Of course, nothing is 100% certain.  But you can check out this post for our fallbacks if the 4% isn’t working for us.

Real life early-retiree hopefuls

So I’ve mapped out a fairly simple path to early retirement.  It sounds easy on paper, right?  But what about real life?

My husband and I are on the path to early retirement (who saw that coming?!).  We are doing all of the things above, plus optimizing in other areas (read this for some more ideas).  Here are some of our numbers from right now, June 2, 2017:

Monthly expenses goal: $2,000 (I just did our budget yesterday, and it looks like we may actually only spend $1,500-$1,800!!!  More on that to come.)

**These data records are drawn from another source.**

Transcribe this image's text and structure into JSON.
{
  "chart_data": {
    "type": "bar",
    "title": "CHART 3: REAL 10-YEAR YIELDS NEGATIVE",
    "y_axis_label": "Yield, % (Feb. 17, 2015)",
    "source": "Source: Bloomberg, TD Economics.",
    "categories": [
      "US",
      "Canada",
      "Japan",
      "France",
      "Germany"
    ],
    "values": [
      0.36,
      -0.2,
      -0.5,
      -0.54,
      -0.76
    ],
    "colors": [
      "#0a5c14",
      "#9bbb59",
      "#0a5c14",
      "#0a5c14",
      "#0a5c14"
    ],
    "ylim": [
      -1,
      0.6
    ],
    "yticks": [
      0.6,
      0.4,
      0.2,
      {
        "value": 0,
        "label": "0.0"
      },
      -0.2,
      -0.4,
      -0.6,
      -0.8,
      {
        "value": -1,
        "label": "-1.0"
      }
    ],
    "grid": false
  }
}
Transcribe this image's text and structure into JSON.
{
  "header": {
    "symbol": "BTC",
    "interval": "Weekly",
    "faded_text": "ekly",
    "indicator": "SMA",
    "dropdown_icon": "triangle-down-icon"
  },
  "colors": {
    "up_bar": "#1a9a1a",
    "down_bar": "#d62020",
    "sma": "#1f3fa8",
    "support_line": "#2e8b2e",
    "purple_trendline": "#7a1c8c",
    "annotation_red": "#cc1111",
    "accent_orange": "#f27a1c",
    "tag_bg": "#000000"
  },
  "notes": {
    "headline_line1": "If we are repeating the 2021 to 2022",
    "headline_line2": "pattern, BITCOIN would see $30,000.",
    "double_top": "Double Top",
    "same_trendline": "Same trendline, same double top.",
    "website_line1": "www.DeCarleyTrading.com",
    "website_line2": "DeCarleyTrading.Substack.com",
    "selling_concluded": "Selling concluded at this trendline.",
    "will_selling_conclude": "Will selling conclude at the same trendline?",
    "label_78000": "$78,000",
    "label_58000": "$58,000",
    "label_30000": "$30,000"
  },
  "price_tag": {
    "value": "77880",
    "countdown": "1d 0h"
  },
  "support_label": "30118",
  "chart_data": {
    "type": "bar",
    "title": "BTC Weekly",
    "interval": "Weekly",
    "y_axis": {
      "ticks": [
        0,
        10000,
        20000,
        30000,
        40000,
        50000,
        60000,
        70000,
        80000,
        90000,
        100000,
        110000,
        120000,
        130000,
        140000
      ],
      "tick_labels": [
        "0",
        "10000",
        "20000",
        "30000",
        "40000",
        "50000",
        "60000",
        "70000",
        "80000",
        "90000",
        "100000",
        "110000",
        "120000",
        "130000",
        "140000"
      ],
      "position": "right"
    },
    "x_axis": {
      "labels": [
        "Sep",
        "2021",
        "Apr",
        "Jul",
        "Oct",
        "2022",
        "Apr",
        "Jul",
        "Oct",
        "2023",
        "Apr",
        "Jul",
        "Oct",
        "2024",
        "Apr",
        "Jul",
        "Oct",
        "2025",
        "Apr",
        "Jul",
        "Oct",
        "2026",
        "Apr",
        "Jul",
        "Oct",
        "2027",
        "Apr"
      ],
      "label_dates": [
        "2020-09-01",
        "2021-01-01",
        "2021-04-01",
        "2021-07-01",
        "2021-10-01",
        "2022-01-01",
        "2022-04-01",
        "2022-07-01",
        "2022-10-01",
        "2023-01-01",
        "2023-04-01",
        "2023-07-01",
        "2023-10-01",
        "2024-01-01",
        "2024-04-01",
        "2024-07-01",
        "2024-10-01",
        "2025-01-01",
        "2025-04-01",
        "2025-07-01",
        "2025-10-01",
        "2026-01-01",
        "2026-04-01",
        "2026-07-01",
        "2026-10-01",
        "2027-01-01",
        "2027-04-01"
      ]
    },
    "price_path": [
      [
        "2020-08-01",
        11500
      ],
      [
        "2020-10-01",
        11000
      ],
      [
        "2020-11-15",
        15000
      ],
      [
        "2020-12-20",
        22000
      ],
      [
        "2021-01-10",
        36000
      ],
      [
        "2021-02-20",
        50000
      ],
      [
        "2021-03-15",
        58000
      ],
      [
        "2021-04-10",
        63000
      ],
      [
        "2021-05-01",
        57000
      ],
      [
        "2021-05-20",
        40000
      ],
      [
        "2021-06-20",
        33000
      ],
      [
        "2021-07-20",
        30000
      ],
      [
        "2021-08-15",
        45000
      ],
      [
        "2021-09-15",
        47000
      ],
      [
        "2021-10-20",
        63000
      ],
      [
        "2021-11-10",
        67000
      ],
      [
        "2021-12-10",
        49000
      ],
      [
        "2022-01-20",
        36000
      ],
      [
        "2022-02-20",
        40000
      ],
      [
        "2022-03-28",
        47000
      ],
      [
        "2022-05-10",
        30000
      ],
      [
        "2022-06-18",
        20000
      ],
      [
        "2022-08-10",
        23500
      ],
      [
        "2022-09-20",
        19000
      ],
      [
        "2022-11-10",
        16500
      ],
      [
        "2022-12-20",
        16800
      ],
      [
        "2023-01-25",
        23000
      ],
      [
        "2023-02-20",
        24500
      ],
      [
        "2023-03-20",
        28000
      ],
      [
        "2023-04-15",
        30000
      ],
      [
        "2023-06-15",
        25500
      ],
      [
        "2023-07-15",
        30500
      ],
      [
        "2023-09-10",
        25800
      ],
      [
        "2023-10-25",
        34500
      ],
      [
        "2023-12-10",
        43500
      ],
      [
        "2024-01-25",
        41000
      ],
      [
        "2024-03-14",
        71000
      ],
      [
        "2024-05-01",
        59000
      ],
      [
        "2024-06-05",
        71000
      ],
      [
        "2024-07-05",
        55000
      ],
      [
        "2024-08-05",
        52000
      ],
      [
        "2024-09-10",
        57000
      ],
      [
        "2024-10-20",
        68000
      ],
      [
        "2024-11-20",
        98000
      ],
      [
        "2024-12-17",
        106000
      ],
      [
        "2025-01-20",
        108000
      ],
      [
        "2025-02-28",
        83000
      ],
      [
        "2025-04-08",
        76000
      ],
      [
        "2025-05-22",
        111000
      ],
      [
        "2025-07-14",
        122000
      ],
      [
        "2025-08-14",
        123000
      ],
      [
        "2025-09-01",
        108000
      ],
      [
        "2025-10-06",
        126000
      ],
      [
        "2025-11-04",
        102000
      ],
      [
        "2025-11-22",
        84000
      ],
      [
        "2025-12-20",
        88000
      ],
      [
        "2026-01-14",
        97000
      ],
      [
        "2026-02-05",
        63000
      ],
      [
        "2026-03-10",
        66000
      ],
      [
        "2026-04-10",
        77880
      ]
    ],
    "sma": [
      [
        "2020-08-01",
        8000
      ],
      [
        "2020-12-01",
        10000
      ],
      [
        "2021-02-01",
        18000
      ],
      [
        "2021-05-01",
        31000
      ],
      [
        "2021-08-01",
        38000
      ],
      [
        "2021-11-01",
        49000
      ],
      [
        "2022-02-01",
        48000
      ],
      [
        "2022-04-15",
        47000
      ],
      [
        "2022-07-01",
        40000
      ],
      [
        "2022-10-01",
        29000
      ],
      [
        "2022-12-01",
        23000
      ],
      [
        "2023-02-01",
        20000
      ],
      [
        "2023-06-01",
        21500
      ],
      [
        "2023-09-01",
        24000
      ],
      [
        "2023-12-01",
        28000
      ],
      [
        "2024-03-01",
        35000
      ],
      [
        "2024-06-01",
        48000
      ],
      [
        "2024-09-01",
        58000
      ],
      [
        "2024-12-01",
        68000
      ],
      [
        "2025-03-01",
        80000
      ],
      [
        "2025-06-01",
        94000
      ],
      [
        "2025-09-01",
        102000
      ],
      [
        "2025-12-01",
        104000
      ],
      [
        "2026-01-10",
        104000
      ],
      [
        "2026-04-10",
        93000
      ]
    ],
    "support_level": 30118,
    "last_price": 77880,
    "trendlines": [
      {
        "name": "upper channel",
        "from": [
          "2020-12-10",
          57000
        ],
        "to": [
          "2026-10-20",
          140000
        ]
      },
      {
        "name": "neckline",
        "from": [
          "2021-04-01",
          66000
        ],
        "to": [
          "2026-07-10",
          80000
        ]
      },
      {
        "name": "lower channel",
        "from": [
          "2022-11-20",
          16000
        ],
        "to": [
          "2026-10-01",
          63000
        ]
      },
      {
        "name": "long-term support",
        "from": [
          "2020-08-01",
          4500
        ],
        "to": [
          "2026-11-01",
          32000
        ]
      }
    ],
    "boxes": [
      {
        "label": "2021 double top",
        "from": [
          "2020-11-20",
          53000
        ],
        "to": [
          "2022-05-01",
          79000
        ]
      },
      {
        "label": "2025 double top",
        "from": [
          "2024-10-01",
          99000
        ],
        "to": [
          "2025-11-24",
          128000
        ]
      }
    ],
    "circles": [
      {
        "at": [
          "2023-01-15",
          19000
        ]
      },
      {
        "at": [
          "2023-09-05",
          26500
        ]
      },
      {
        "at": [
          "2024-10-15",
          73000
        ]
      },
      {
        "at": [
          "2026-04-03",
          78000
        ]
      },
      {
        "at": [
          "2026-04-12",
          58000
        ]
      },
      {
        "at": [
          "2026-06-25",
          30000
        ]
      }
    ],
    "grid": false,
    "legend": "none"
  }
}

Annual expenses goal: $24,000

Early retirement goal: $600,000

Early retirement timeline: June 2026

Current net worth: ~$25,000

Current income: Frugal Merman – $65,000, Frugal Mermaid – $?

As you can see, we have 9 years left to grow our portfolio by $575,000.  That means, not factoring in returns, that we need to save a little less than $64,000 a year.  My husband is currently making $65,000, and we obviously can’t live on $1,000 a year (challenge NOT accepted).

But I don’t have a job yet.  Because my husband is making $65k, I just need to make enough to cover our $24,000 in expenses, plus enough to cover taxes (grr), and we can save my husband’s entire salary.  Challenge accepted.

Early retirement can be accessible to everyone.  You may have to make a few changes in your life, but it will be worth it when you retire 30 years before everyone else.

What things are you willing to change to retire early?

2 thoughts on “The NEW Retirement”

  1. Great post Frugal Mermaid! I enjoy the optimistic tone and practical/straightforward advice. Working towards financial independence is a worthy goal for anyone, and I’ve found that even just getting into the habit of more consciously living within my means and saving/investing the excess results in a certain empowerment that’s intoxicating. Looking forward to following along with your blog!